The ordering matters: compaction runs before cleanup because orphan file removal relies on snapshots having already been expired. Removing orphan files before expiring snapshots would miss files that are still referenced by soon-to-expire snapshots.

Health analysis

Snowpack evaluates table health by inspecting Iceberg metadata for four key metrics:

  • Small file count — Number of data files below the target file size.
  • Snapshot count — Total snapshots retained by the table.
  • Manifest count — Number of manifest files in the current metadata.
  • Position delete files — Count of outstanding position-delete files.

Each metric is compared against configurable thresholds. When any metric exceeds its threshold, the table is flagged as needs_maintenance. Health data is available in two flavors:

  • Live — Fetched directly from the PyIceberg catalog (Glue/S3). Accurate but takes a few seconds per table.
  • Cached — Served from Postgres. Returns in roughly 1 ms, refreshed periodically by the health-sync process.

Opt-out model

Snowpack maintains tables by default. Any Iceberg table in a database that the platform team has added to the orchestrator allowlist is eligible for automated maintenance — no per-table action is required to enroll.

A table is maintained unless one of these opts it out:

  1. Explicit opt-out. A data engineer sets the table property to false:

    ALTER TABLE lakehouse_dev.my_database.my_table
    SET TBLPROPERTIES ('snowpack.maintenance_enabled' = 'false');

    The snowpack.maintenance_enabled property is three-state: true (always maintained), false (never maintained), and unset (maintained in opt-out mode).

  2. Hard exclude. Setting compaction_skip = 'true' removes the table from all Snowpack maintenance regardless of mode — use it for tables undergoing migration or manual intervention.
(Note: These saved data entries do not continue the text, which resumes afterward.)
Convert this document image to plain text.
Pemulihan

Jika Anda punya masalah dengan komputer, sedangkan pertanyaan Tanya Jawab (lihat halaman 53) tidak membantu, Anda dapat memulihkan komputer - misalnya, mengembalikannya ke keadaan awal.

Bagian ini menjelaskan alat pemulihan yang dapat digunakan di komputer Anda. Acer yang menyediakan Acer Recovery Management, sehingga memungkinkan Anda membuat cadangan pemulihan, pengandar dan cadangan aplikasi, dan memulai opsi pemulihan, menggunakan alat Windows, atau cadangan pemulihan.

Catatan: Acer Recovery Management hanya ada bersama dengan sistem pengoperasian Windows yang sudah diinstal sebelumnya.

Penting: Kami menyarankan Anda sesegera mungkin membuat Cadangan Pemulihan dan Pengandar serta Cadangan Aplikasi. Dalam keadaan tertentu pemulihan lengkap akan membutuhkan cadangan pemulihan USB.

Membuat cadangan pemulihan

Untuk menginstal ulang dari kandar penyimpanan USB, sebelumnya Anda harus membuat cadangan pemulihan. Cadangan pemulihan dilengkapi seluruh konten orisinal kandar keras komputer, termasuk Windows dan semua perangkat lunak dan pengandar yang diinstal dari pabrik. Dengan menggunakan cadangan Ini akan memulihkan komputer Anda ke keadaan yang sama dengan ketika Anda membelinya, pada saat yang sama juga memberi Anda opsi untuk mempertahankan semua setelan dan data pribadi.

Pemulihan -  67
The platform team still controls which databases are in scope via the databases allowlist in the Helm values. A table is maintained only if its database is allowlisted and it has not opted out.

Job lifecycle

All maintenance operations in Snowpack are asynchronous. A job moves through these states:

  1. Pending — The job has been accepted and queued for execution.
  2. Running — Spark is actively executing the maintenance actions.
  3. Completed — All requested actions finished successfully.
  4. Failed — One or more actions encountered an error. Partial results may exist.
  5. Cancelled — The job was cancelled before completion.

The typical flow: submit a maintenance request via POST and receive a 202 Accepted response with a job ID. Then poll GET /jobs/{id} to track progress. The orchestrator CronJob follows this same lifecycle automatically for all eligible tables.